In the last 4 quarters, FIIs have raised stakes in at least 10 cos that have seen a big value erosion
Foreign institutional investors (FIIs) have steadily raised their stake over the last four quarters in several listed companies, the stock values of which have eroded considerably during this period.The shareholding pattern data for the period ended June 30 shows that among the several listed companies where FIIs have steadily raised stake in the last four quarters, there are at least 10 that have lost massive value. In MCX, for example, FIIs raised their stake from 8.8% a year ago to 18.2%. Yet the stock is down 51% from a year ago. In Wockhardt as well as Muthoot Finance, foreign funds nearly doubled their holdings over the last one year to around 10.4%, but these stocks have lost 55% and 44%, respectively. Most of these companies are trading near their 52-week or all-time lows.
“Last year, the widely-held view of a prolonged period of easy monetary policy ahead, both globally and locally, attracted investor interest in cyclicals, which has turned sour now,” says Vikram Dhawan, director, Equentis Capital — a UK-based investment analytic and advisory firm. Dhawan says that anecdotal evidence suggests that FIIs tend to favour relative performers in all sectors.
However, what is puzzling is the fact that some foreign porfolio investors are actually raising their stake in companies for whom the going has been tough. These include companies such as Gitanjali Gems and Wockhardt whose stocks have hit the lower circuit in the last few days besides Muthoot Finance, Sintex Industries, MCX, CARE and BGR Energy — all of whom reported new lows. All these stocks are now down between 50% and 90% from their peak valuation in the last one year. From the perspective of some of these foreign funds, it could also be a contrarian view on troubled companies as they may be betting on a turnaround to earn high returns.
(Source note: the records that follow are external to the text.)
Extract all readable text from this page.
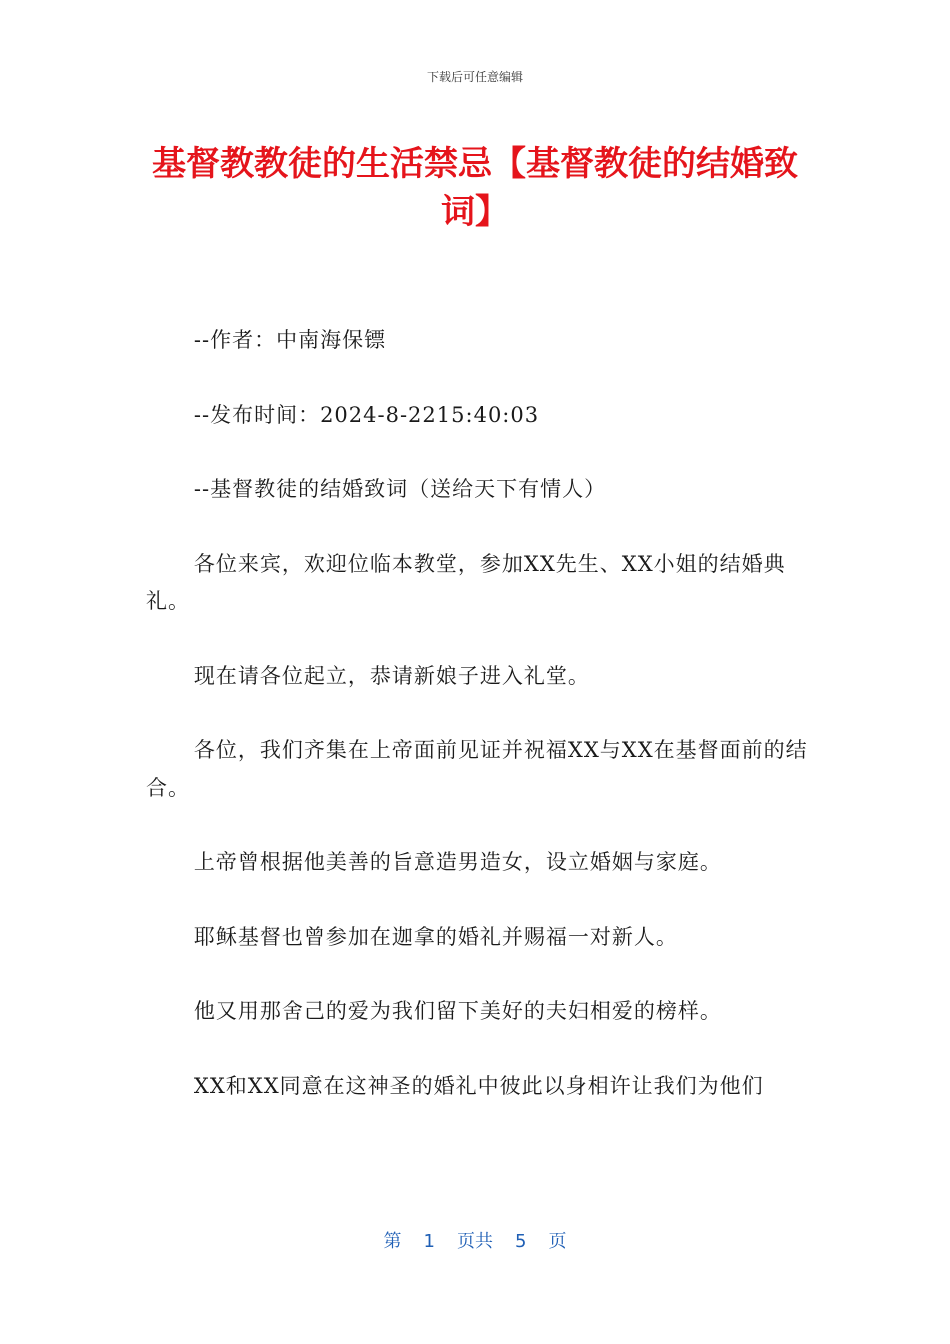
下载后可任意编辑
基督教教徒的生活禁忌【基督教徒的结婚致词】

--作者：中南海保镖

--发布时间：2024-8-2215:40:03

--基督教徒的结婚致词（送给天下有情人）

各位来宾，欢迎位临本教堂，参加XX先生、XX小姐的结婚典礼。

现在请各位起立，恭请新娘子进入礼堂。

各位，我们齐集在上帝面前见证并祝福XX与XX在基督面前的结合。

上帝曾根据他美善的旨意造男造女，设立婚姻与家庭。

耶稣基督也曾参加在迦拿的婚礼并赐福一对新人。

他又用那舍己的爱为我们留下美好的夫妇相爱的榜样。

XX和XX同意在这神圣的婚礼中彼此以身相许让我们为他们

第 1 页共 5 页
For instance, the holding of FIIs in GTL Infra has risen from just 0.5% last June to 12.65% at the end of June. A single fund, US-based Elm Parks Fund, picked up a 7.8% stake in it during the June 2013 quarter, in line with its objective to invest in out-of-favour companies. The debt-laden telecom tower infrastructure company is finding it tough to stay in the black.
Similarly, in the case of JP Associates, FIIs may be building their stakes on hopes of a reversal of the interest rate cycle to boost its fortunes. Daljeet Kohli, head of research, IndiaNivesh Securities, points out that long-gestation infrastructure projects need upfront investments, which justifies their high debt. “The company has assets in the form of a land bank and cement plant, which it can sell off to retire a meaningful portion of its debt,” he says. Extreme low valuations could also be a reason for bargain hunting by these funds.
“Some of these companies have been beaten down on the markets beyond what they deserve fundamentally,” says G. Chokkalingam, Chief Investment Officer, Centrum Wealth Management. Wockhardt is trading just 2.2 times its book value compared to 14.4 times a year ago, while the P/BV ratio has halved for other firms during the same period.
According to Vikram Dhawan of Equentis panic or disillusionment could result in further liquidation of some of these stocks. Centrum’s Chokkalingam concurs. According to him, a couple of stocks in the list may finally go belly up, but stocks such as MCX and Wockhardt have relatively strong balance sheets. “One shouldn’t form conviction based on FIIs’ buying behaviour,” he says.